The results haven’t been pretty:
Now that should look familiar. A bit of a rough start, a short burst of goodness, and then … well if Donald Trump’s hair were a hockey stats chart, that’s about what it would look like. If we compare the first month or so of the 2015 chart with this chart, the similarities are highly … um … similar.
‘History don’t repeat, but it sure do rhyme’
Now, I’m not a doctor, so I can’t tell you for sure that the similarity of these two traces is really anything more than a coincidence.
What I will say is that, the second trace is not a surprise. Over the years, observation and interviews with players recovering from knee injuries tells a fairly consistent story. Knee injuries not only impact mobility, but they impact confidence. As a result, they can hamper a player for quite a long time after the knee itself is recovered.
In fact, I remember an Oiler from the 90s (it was either Smytty or Dougie Weight, and you know neither of those guys would have been dogging it) saying it took him almost a full year after a knee injury to stop thinking about the knee as he was playing.
OK, so that brings us fully to the present, at which point I will reiterate that none of what we’re seeing from Seksy should be surprising. The guy couldn’t train the entire off-season, missed training camp, and now he’s thrown into the crucible of a badly faltering team in regular season games where all the players he’s facing are already in mid-season form.
His past, and the history of other players recovering from serious joint injuries, suggests that the struggles we see now will continue for a month or more.
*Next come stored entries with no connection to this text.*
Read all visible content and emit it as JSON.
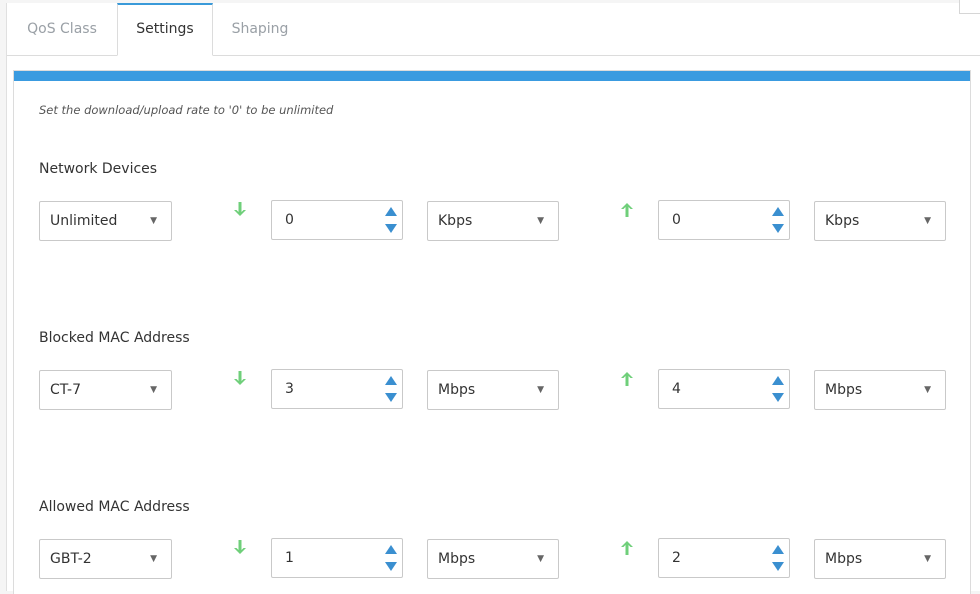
{
  "tabs": [
    {
      "label": "QoS Class",
      "active": false
    },
    {
      "label": "Settings",
      "active": true
    },
    {
      "label": "Shaping",
      "active": false
    }
  ],
  "hint": "Set the download/upload rate to '0' to be unlimited",
  "colors": {
    "accent": "#3a9be0",
    "download_arrow": "#6fcf7a",
    "upload_arrow": "#6fcf7a",
    "spinner": "#3a8fd0"
  },
  "icons": {
    "download": "arrow-down-icon",
    "upload": "arrow-up-icon",
    "caret": "chevron-down-icon"
  },
  "sections": [
    {
      "title": "Network Devices",
      "profile": "Unlimited",
      "download_value": "0",
      "download_unit": "Kbps",
      "upload_value": "0",
      "upload_unit": "Kbps"
    },
    {
      "title": "Blocked MAC Address",
      "profile": "CT-7",
      "download_value": "3",
      "download_unit": "Mbps",
      "upload_value": "4",
      "upload_unit": "Mbps"
    },
    {
      "title": "Allowed MAC Address",
      "profile": "GBT-2",
      "download_value": "1",
      "download_unit": "Mbps",
      "upload_value": "2",
      "upload_unit": "Mbps"
    }
  ]
}
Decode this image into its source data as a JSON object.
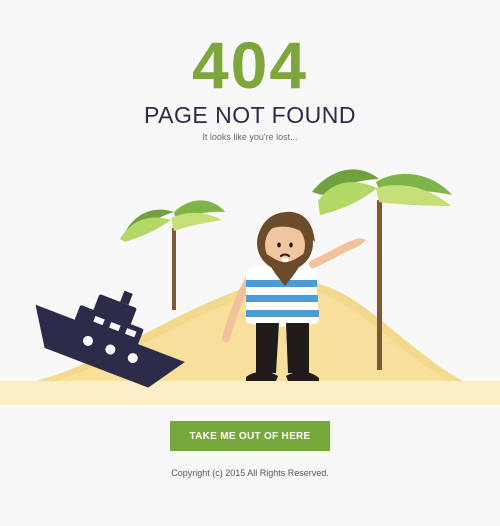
{
  "error_code": "404",
  "title": "PAGE NOT FOUND",
  "subtitle": "It looks like you're lost...",
  "cta": {
    "label": "TAKE ME OUT OF HERE"
  },
  "footer": {
    "copyright": "Copyright (c) 2015 All Rights Reserved."
  },
  "colors": {
    "accent": "#76a73a",
    "heading": "#2a2c49",
    "sand": "#f8df9c",
    "sky": "#f7f8f7"
  },
  "illustration": {
    "icons": [
      "shipwreck-icon",
      "palm-tree-icon",
      "castaway-character-icon",
      "sand-dune-icon"
    ]
  }
}
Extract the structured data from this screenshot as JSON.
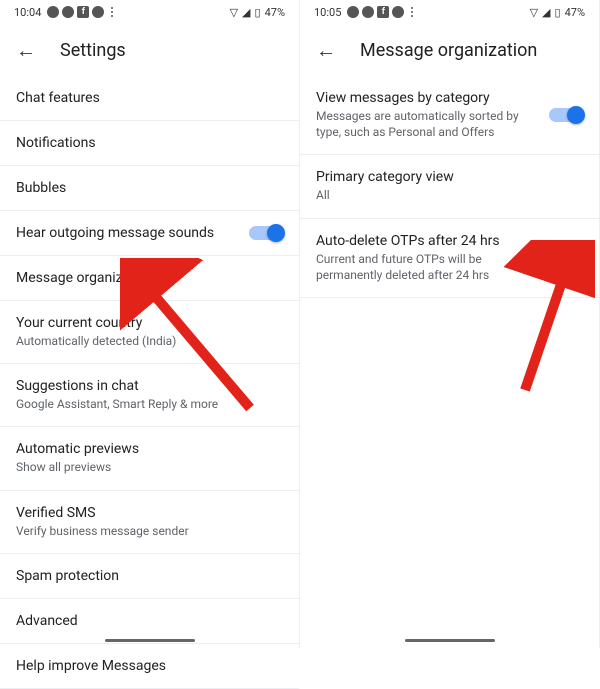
{
  "left": {
    "status": {
      "time": "10:04",
      "battery": "47%"
    },
    "title": "Settings",
    "items": [
      {
        "label": "Chat features"
      },
      {
        "label": "Notifications"
      },
      {
        "label": "Bubbles"
      },
      {
        "label": "Hear outgoing message sounds",
        "toggle": "on"
      },
      {
        "label": "Message organization"
      },
      {
        "label": "Your current country",
        "sub": "Automatically detected (India)"
      },
      {
        "label": "Suggestions in chat",
        "sub": "Google Assistant, Smart Reply & more"
      },
      {
        "label": "Automatic previews",
        "sub": "Show all previews"
      },
      {
        "label": "Verified SMS",
        "sub": "Verify business message sender"
      },
      {
        "label": "Spam protection"
      },
      {
        "label": "Advanced"
      },
      {
        "label": "Help improve Messages"
      }
    ]
  },
  "right": {
    "status": {
      "time": "10:05",
      "battery": "47%"
    },
    "title": "Message organization",
    "items": [
      {
        "label": "View messages by category",
        "sub": "Messages are automatically sorted by type, such as Personal and Offers",
        "toggle": "on"
      },
      {
        "label": "Primary category view",
        "sub": "All"
      },
      {
        "label": "Auto-delete OTPs after 24 hrs",
        "sub": "Current and future OTPs will be permanently deleted after 24 hrs",
        "toggle": "off"
      }
    ]
  }
}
It may be even longer given the severity of the injury, and the worst may be yet to come!
After that, we should see a steady return to the smart, mobile, do-everything, all-phases defender we’re used to seeing. It will be too late for this season of course. But I will bet 100% that it will happen.
That player, the guy who was a rock on the top four last season, is a valuable and important commodity.
Bear that in mind when you think about trading him based on the still-recovering carcass we’re seeing right now.
He’s going to be useful for another few years is my bet. My point is not that we shouldn’t consider trading him, now or in the future. Every player is fair game for trade. It’s just a matter of what you get back in return. And the Oilers perhaps more than any other team cannot afford to lose yet another trade. If we do trade Seksy, we better get a hell of a lot more back than Cap Space (who is necessary and maybe even good in the room, but I hate that guy).